When meds make you lose your mind
To everyone who's ever felt out of it or stupid while taking a brain-altering drug: this short but poignant New York Times article by Judith Warner is wonderful! I responded to the article with this long letter (which initially started as a short comment). Links throughout lead you to relevant blog entries.
Dear Judith,
I confided in a friend a few weeks back about how stupid and out of it I felt while on my preventive drug (Zonegran) for around 1.5 years. He forwarded me this article this morning--I'm so glad it was published in such a large forum!
I joked a lot about the potential side effects ("difficulty word-finding," "cognitive impairment") when I first started popping Zonegran, but I never thought I'd actually be one of the patients affected. My cognitive impairment didn't kick in until a few months into drug treatment--and the patient leaflet said that all the cognitive side effects are usually here and gone after the first six weeks of treatment. I decided I was just getting stupid. For the first time, I wasn't in school or doing academic reading. I couldn't work a 9-5 job because of my migraine attacks. Maybe I just lost my brain.
Madge (commenter above), it seems you're admonishing Judith for not having said something sooner to her doctor or pharmacist. It seems to me that Judith took action pretty quickly. As for me, I was embarrassed about the side effects and not even sure if they were side effects from Zonegran--maybe they were just side effects of life, the new and not-so-improved Janet. I'd always prided myself on my writing and thinking ability and suddenly that was disappearing.
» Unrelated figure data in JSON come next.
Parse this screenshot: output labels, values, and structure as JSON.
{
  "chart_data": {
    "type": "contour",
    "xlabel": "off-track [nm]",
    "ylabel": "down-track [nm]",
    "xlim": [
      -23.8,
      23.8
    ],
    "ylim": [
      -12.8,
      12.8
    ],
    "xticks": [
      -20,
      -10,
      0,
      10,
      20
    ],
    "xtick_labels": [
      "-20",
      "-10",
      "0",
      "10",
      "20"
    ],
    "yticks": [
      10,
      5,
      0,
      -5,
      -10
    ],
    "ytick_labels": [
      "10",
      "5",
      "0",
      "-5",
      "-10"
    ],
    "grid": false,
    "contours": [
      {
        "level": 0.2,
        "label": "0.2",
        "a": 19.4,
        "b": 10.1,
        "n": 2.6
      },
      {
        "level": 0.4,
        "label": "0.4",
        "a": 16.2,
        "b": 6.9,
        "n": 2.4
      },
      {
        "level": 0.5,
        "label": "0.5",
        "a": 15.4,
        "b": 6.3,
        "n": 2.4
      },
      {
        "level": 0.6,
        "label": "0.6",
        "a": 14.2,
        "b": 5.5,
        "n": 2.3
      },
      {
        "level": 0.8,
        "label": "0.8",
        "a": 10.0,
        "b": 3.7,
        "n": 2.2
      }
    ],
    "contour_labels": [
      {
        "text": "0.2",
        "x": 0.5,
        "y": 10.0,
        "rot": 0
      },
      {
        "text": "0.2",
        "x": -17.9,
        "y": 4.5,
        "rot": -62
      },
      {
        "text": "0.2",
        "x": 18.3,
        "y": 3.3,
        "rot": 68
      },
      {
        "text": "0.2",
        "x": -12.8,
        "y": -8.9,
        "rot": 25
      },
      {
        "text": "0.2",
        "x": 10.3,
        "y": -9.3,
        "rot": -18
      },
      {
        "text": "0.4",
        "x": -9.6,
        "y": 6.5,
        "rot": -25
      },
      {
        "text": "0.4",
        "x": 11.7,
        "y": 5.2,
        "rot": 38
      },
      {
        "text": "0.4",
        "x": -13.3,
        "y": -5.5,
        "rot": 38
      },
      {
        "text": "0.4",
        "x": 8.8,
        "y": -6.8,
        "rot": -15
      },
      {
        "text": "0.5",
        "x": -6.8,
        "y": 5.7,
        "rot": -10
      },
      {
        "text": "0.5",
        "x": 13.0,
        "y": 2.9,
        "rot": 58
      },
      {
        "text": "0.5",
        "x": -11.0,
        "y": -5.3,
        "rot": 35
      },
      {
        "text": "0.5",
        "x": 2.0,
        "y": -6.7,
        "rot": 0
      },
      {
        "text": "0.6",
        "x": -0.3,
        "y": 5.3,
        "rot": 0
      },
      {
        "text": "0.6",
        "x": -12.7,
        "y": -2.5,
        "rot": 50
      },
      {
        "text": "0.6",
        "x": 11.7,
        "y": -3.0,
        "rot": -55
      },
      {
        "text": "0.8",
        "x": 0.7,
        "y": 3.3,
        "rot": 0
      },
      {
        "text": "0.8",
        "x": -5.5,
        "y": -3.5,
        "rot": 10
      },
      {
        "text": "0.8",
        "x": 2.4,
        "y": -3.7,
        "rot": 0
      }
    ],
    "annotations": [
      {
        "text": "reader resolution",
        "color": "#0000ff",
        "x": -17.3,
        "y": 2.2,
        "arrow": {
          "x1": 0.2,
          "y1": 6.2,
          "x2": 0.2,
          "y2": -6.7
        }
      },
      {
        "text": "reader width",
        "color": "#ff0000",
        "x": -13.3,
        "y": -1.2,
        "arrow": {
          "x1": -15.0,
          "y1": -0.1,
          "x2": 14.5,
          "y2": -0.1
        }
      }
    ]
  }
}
This phenomenon is so strange, so unfamiliar, and so hard to pinpoint that it's not easy to see that it's connected to a drug you started months ago. I didn't say anything to my doctor or pharmacist about it until months later.
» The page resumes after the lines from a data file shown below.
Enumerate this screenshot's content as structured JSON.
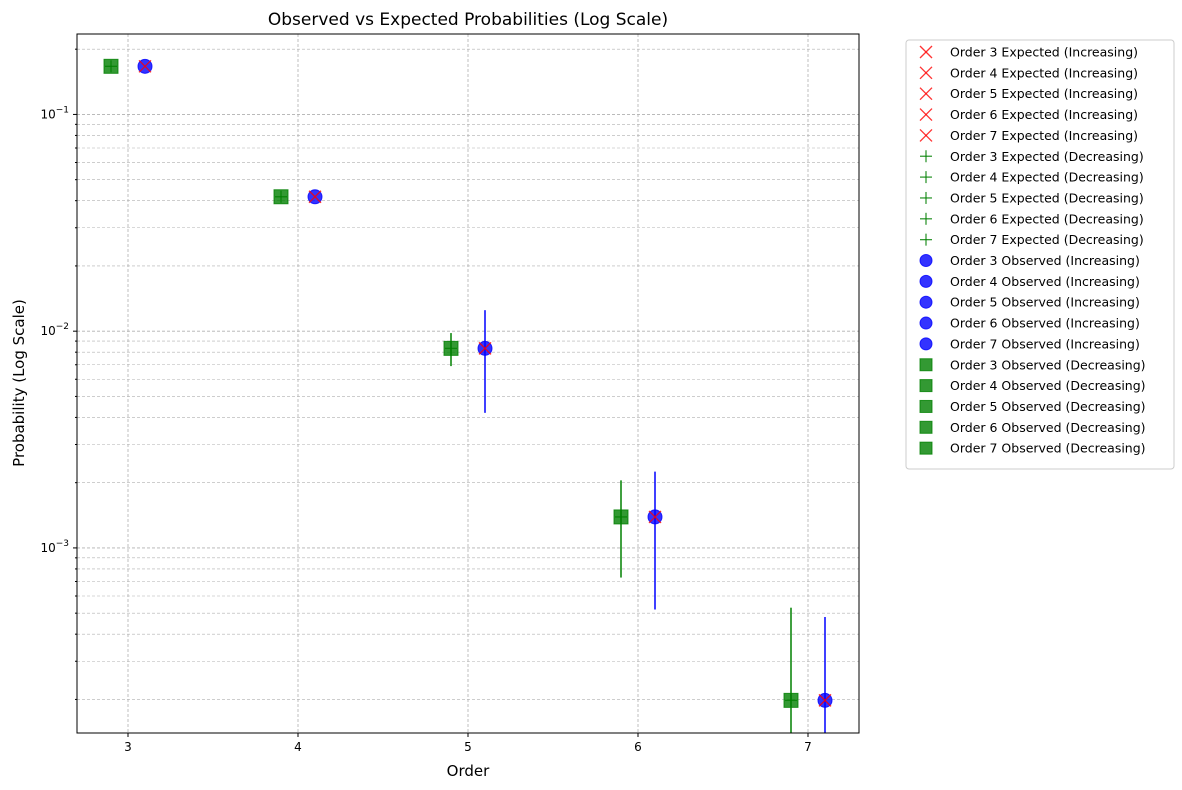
{
  "chart_data": {
    "type": "scatter",
    "title": "Observed vs Expected Probabilities (Log Scale)",
    "xlabel": "Order",
    "ylabel": "Probability (Log Scale)",
    "x_scale": "linear",
    "y_scale": "log",
    "xlim": [
      2.7,
      7.3
    ],
    "ylim": [
      0.00014,
      0.235
    ],
    "x_ticks": [
      3,
      4,
      5,
      6,
      7
    ],
    "x_tick_labels": [
      "3",
      "4",
      "5",
      "6",
      "7"
    ],
    "y_ticks": [
      0.001,
      0.01,
      0.1
    ],
    "y_tick_labels": [
      {
        "base": "10",
        "exp": "−3"
      },
      {
        "base": "10",
        "exp": "−2"
      },
      {
        "base": "10",
        "exp": "−1"
      }
    ],
    "grid": true,
    "legend_position": "outside-right",
    "colors": {
      "expected_increasing": "#ff0000",
      "expected_decreasing": "#008000",
      "observed_increasing": "#0000ff",
      "observed_decreasing": "#008000"
    },
    "series": [
      {
        "name": "Order 3 Expected (Increasing)",
        "marker": "x",
        "color": "#ff0000",
        "x": [
          3.1
        ],
        "y": [
          0.1667
        ]
      },
      {
        "name": "Order 4 Expected (Increasing)",
        "marker": "x",
        "color": "#ff0000",
        "x": [
          4.1
        ],
        "y": [
          0.0417
        ]
      },
      {
        "name": "Order 5 Expected (Increasing)",
        "marker": "x",
        "color": "#ff0000",
        "x": [
          5.1
        ],
        "y": [
          0.00833
        ]
      },
      {
        "name": "Order 6 Expected (Increasing)",
        "marker": "x",
        "color": "#ff0000",
        "x": [
          6.1
        ],
        "y": [
          0.00139
        ]
      },
      {
        "name": "Order 7 Expected (Increasing)",
        "marker": "x",
        "color": "#ff0000",
        "x": [
          7.1
        ],
        "y": [
          0.000198
        ]
      },
      {
        "name": "Order 3 Expected (Decreasing)",
        "marker": "+",
        "color": "#008000",
        "x": [
          2.9
        ],
        "y": [
          0.1667
        ]
      },
      {
        "name": "Order 4 Expected (Decreasing)",
        "marker": "+",
        "color": "#008000",
        "x": [
          3.9
        ],
        "y": [
          0.0417
        ]
      },
      {
        "name": "Order 5 Expected (Decreasing)",
        "marker": "+",
        "color": "#008000",
        "x": [
          4.9
        ],
        "y": [
          0.00833
        ]
      },
      {
        "name": "Order 6 Expected (Decreasing)",
        "marker": "+",
        "color": "#008000",
        "x": [
          5.9
        ],
        "y": [
          0.00139
        ]
      },
      {
        "name": "Order 7 Expected (Decreasing)",
        "marker": "+",
        "color": "#008000",
        "x": [
          6.9
        ],
        "y": [
          0.000198
        ]
      },
      {
        "name": "Order 3 Observed (Increasing)",
        "marker": "o",
        "color": "#0000ff",
        "x": [
          3.1
        ],
        "y": [
          0.1667
        ],
        "err_low": [
          0.1667
        ],
        "err_high": [
          0.1667
        ]
      },
      {
        "name": "Order 4 Observed (Increasing)",
        "marker": "o",
        "color": "#0000ff",
        "x": [
          4.1
        ],
        "y": [
          0.0417
        ],
        "err_low": [
          0.0417
        ],
        "err_high": [
          0.0417
        ]
      },
      {
        "name": "Order 5 Observed (Increasing)",
        "marker": "o",
        "color": "#0000ff",
        "x": [
          5.1
        ],
        "y": [
          0.00833
        ],
        "err_low": [
          0.0042
        ],
        "err_high": [
          0.0125
        ]
      },
      {
        "name": "Order 6 Observed (Increasing)",
        "marker": "o",
        "color": "#0000ff",
        "x": [
          6.1
        ],
        "y": [
          0.00139
        ],
        "err_low": [
          0.00052
        ],
        "err_high": [
          0.00225
        ]
      },
      {
        "name": "Order 7 Observed (Increasing)",
        "marker": "o",
        "color": "#0000ff",
        "x": [
          7.1
        ],
        "y": [
          0.000198
        ],
        "err_low": [
          0.00014
        ],
        "err_high": [
          0.00048
        ]
      },
      {
        "name": "Order 3 Observed (Decreasing)",
        "marker": "s",
        "color": "#008000",
        "x": [
          2.9
        ],
        "y": [
          0.1667
        ],
        "err_low": [
          0.1667
        ],
        "err_high": [
          0.1667
        ]
      },
      {
        "name": "Order 4 Observed (Decreasing)",
        "marker": "s",
        "color": "#008000",
        "x": [
          3.9
        ],
        "y": [
          0.0417
        ],
        "err_low": [
          0.0417
        ],
        "err_high": [
          0.0417
        ]
      },
      {
        "name": "Order 5 Observed (Decreasing)",
        "marker": "s",
        "color": "#008000",
        "x": [
          4.9
        ],
        "y": [
          0.00833
        ],
        "err_low": [
          0.0069
        ],
        "err_high": [
          0.0098
        ]
      },
      {
        "name": "Order 6 Observed (Decreasing)",
        "marker": "s",
        "color": "#008000",
        "x": [
          5.9
        ],
        "y": [
          0.00139
        ],
        "err_low": [
          0.00073
        ],
        "err_high": [
          0.00205
        ]
      },
      {
        "name": "Order 7 Observed (Decreasing)",
        "marker": "s",
        "color": "#008000",
        "x": [
          6.9
        ],
        "y": [
          0.000198
        ],
        "err_low": [
          0.00014
        ],
        "err_high": [
          0.00053
        ]
      }
    ]
  }
}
Someone named "cla" commented before me about how busy doctors are today, how perhaps we patients should adjust our expectations instead of expecting doctors to be at our beck and call (I'm paraphrasing here--hope I've not taken any liberties, cla). This is b.s.! I KNOW that doctors are overwhelmed with insurance claims, paperwork, bureaucracy, and five visits a day from drug company peddlers who overwhelm them with ads and sample medications. I think that cognitive side effects should be treated as seriously as physical side effects, that doctors should be honest and up front with patients. Migraine disease is so much more than a series of episodes (which may or may not involve a headache)--it's a disorder that affects your ability to function, your ability to have a so-called "normal" life, your ability to enjoy what you have without being worried about the next attack. If doctors are focused entirely on how the body is affected (if they're focused on that at all and not distracted by their bureaucratic duties) and not focused on how the patient and her life are altered due to the disease (or drugs given to treat the disease), those doctors need some lessons in patient-doctor communication. They need to learn more about migraine's ins and outs and realize that, just because the clinical trials didn't reveal a prevalence of a certain side effect, LOTS of people are losing their minds, their selves, while on certain prescription meds.
After over a year and a half on Zonegran, I finally weaned myself off (with doctor's straightforward assistance and little care as to why). I still don't feel as smart as I used to. I still have trouble finding the words that used to come so easily to me--but I have to have the faith that this will come back to me. That I've taken brain-altering drugs and it might just take awhile for the firing synapses to resume their old speed.
In closing, thanks for this article. Thank you so much.